A new blood test could detect Alzheimer's disease even before symptoms appear, studies suggest.
Scientists on Tuesday reported results of multiple studies on advances in blood tests for a specific form of protein - p-tau217 - which spikes in people carrying the illness.
Changes in brain proteins amyloid and tau, and their formation into clumps known as plaques and tangles respectively, are defining physical features of Alzheimer’s disease in the brain.
Presenting the findings at the Alzheimer’s Association International Conference 2020, researchers studying three different cohorts of more than 1,400 cases said that blood p-tau217 could help distinguish Alzheimer’s from other neurodegenerative disorders with diagnostic accuracy between 89-98 per cent.
The researchers were led by Dr Oskar Hansson, from Lund University in Sweden, who said the test "opens the possibility of early diagnosis of Alzheimer’s before the dementia stage".
The team estimated the test may be able to detect changes in the brain 20 years before dementia symptoms occur.
Currently, scans and tests of spinal fluid are the only ways to detect the brain changes that occur before Alzheimer’s symptoms appear.
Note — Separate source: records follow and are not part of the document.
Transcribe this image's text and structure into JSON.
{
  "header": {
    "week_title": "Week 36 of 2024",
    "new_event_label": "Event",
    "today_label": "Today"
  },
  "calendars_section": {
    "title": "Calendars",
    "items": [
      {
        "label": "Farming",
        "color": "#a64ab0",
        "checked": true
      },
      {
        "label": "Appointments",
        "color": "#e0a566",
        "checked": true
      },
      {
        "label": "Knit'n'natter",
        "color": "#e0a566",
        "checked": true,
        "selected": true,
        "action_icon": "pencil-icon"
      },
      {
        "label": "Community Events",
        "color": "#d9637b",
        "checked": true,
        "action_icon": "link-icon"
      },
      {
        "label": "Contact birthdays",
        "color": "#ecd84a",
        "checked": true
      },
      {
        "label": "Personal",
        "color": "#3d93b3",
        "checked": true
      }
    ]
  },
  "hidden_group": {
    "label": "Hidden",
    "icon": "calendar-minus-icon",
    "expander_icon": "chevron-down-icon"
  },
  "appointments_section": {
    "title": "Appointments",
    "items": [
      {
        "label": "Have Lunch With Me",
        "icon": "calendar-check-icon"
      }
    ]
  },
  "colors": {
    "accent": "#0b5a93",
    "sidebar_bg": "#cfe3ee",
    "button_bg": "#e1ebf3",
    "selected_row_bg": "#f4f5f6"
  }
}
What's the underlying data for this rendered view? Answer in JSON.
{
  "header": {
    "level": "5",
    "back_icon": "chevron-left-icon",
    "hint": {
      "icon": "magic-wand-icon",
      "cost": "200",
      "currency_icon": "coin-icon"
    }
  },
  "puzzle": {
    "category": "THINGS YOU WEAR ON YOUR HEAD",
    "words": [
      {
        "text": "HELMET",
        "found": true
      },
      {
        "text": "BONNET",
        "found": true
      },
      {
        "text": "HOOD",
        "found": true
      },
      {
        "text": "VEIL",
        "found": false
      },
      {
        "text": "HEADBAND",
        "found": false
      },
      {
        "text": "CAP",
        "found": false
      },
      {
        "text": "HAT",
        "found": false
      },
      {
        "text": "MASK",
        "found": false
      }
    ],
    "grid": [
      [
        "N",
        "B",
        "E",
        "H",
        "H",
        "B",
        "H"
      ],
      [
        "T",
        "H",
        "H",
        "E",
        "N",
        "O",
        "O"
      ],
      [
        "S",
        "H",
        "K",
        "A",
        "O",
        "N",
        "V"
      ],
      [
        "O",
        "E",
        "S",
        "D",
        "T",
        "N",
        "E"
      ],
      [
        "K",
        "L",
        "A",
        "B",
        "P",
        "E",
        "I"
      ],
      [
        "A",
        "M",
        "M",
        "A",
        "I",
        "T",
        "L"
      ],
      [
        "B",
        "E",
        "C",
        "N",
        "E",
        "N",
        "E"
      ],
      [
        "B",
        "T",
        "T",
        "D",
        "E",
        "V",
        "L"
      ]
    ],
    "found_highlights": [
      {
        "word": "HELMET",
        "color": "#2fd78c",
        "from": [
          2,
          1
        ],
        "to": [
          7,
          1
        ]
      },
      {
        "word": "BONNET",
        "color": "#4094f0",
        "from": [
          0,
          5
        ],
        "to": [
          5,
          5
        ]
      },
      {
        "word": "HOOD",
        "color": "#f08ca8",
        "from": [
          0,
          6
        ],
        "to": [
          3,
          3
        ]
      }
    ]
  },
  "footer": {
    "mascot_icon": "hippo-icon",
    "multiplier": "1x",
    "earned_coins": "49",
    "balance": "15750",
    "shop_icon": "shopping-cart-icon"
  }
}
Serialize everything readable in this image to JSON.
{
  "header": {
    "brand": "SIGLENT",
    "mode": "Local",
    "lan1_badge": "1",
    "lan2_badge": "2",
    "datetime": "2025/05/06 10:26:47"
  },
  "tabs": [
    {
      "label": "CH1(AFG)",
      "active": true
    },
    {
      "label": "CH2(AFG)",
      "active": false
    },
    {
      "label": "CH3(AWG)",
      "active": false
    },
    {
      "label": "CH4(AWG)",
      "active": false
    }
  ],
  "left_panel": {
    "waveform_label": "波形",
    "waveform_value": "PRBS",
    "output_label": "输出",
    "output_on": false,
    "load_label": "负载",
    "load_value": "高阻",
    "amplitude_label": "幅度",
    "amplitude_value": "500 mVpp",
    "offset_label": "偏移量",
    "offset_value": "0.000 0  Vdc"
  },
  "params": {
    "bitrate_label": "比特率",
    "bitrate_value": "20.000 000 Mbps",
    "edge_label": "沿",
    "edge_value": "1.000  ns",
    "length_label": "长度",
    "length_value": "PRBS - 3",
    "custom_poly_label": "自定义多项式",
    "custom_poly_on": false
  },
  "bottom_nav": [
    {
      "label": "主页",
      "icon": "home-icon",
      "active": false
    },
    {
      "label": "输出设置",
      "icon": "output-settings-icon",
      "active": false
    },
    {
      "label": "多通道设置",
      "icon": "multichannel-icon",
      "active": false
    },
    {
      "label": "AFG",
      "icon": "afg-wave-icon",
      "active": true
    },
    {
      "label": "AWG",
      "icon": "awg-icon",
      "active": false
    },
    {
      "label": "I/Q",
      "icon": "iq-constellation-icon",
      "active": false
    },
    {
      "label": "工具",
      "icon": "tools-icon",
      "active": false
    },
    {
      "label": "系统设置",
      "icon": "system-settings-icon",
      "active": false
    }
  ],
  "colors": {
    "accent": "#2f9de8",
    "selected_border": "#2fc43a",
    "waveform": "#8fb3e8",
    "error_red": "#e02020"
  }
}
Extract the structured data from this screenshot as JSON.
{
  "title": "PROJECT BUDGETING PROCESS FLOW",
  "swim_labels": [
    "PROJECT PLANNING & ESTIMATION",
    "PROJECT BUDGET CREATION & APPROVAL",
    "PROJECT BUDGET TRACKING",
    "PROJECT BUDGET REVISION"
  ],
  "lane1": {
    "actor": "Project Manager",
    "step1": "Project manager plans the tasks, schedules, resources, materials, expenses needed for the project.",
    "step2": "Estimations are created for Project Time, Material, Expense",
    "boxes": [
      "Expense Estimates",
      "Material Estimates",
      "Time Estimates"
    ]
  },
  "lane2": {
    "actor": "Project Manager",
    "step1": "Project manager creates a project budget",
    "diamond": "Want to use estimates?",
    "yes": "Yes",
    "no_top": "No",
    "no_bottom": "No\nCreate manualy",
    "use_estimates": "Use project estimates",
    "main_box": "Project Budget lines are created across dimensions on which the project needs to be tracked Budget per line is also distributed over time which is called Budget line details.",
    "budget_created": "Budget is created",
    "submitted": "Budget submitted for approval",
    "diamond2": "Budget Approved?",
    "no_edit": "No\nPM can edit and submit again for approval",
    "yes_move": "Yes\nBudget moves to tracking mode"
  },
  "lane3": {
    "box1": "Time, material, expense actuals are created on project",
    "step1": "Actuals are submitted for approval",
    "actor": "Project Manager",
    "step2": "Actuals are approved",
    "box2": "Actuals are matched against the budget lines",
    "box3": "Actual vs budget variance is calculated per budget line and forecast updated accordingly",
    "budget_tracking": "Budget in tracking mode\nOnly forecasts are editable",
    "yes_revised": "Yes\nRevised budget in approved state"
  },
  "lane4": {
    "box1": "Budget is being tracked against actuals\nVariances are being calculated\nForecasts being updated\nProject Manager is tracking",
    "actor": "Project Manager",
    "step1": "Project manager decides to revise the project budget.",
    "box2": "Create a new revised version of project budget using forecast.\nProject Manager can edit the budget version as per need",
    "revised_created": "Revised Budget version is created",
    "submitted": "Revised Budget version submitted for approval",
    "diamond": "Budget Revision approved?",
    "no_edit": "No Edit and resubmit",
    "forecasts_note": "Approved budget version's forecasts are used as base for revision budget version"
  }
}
But these methods are expensive and invasive.
Early diagnosis is important because it could translate into more opportunities to treat the disease and help determine whether a drug can hold it off before it does too much damage to the brain.
Alzheimer's causes memory loss and damages other cognitive abilities by destroying connections between nerve cells in the brain when proteins build up in the brain and cause these cells to die.
Another research team at Washington University School of Medicine meanwhile found that looking at p-tau217 in the blood gave as good a picture of a patient's condition as a brain (PET) scan.
The scientists were able to observe elevated levels of the p-tau217 protein in as little as 4ml of blood.
The researchers had suspected that p-tau217 might also be present in the blood of Alzheimer’s patients, albeit at very low levels that would make it difficult to detect.
Randall Bateman, professor of neurology at Washington University School of Medicine in St Louis, said: “We therefore wanted to quantify the levels of different tau proteins, especially p-tau217, in the blood and compare them with amyloid pathology and onset of dementia to assess their potential as blood-based Alzheimer’s disease biomarkers.”
Dr Bateman, Nicolas Barthelemy and colleagues found that p-tau217 accumulates in the cerebrospinal fluid of Alzheimer’s patients before the onset of cognitive symptoms.
It increases with disease progression, and can accurately predict the formation of amyloid plaques, according to the study published in the Journal of Experimental Medicine.
Dr Bateman said: “Our findings support the idea that tau isoforms in the blood are potentially useful for detecting and diagnosing Alzheimer’s disease pathology.
“Moreover, our assay for measuring plasma tau levels could be used as a highly sensitive screening tool to identify tau changes associated with amyloid plaque formation in normal subjects, replacing costly PET imaging.”
Commenting on the developments, Dr Amanda Heslegrave, a senior research fellow at the UK Dementia Research Institute at University College London, told the BBC the findings were great news for research.
But she added but added that "while these are exciting results, you could not say that they indicate a definitive test for potential Alzheimer's disease is available right now".